What’s not to love about Red Hen in Bloomingdale? At a recent dinner, “The Chew” co-host Carla Hall lighted up a coveted window table, pals had to remind me to share the saffron fettuccine with braised chicken and a shower of mustardy crumbs, and Sebastian Zutant, the resident wine wiz, announced that the wine he was introducing us to was “my favorite wine of the whole year.” (A sip of the orange Vino Costo from Spain hooked me, too.)

 

In its early months, the smoke-perfumed retreat helmed by chef Michael Friedman poured on the salt.

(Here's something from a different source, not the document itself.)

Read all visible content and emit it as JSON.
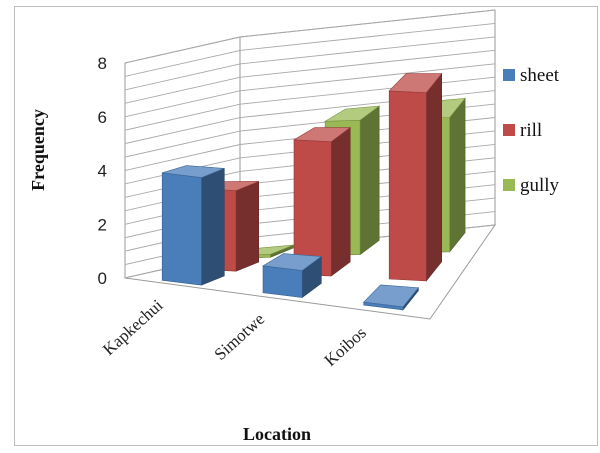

No more. Everything that lands on my table these days — lamb meatloaf sandwiched with smoked onions, halibut atop soft polenta and ginned up with grilled kale — makes me wish I lived closer to a kitchen that also combines chickpeas, lentils, salami and smoked mozzarella into a salad worthy of a food cover. The tie that binds, brilliantly: oregano vinaigrette. “Mom’s” pound cake, meanwhile, has me briefly considering a parent swap with the chef.

 

Dominated by a central bar and an oak-fired hearth, the cozy Red Hen hires cool kids, one of whom, server Jared Barker, farms on the side and occasionally rewards regulars with his fabulous eggs. The restaurant sounds close to perfect, but it’s not; I’d go more often, but my ears won’t let me.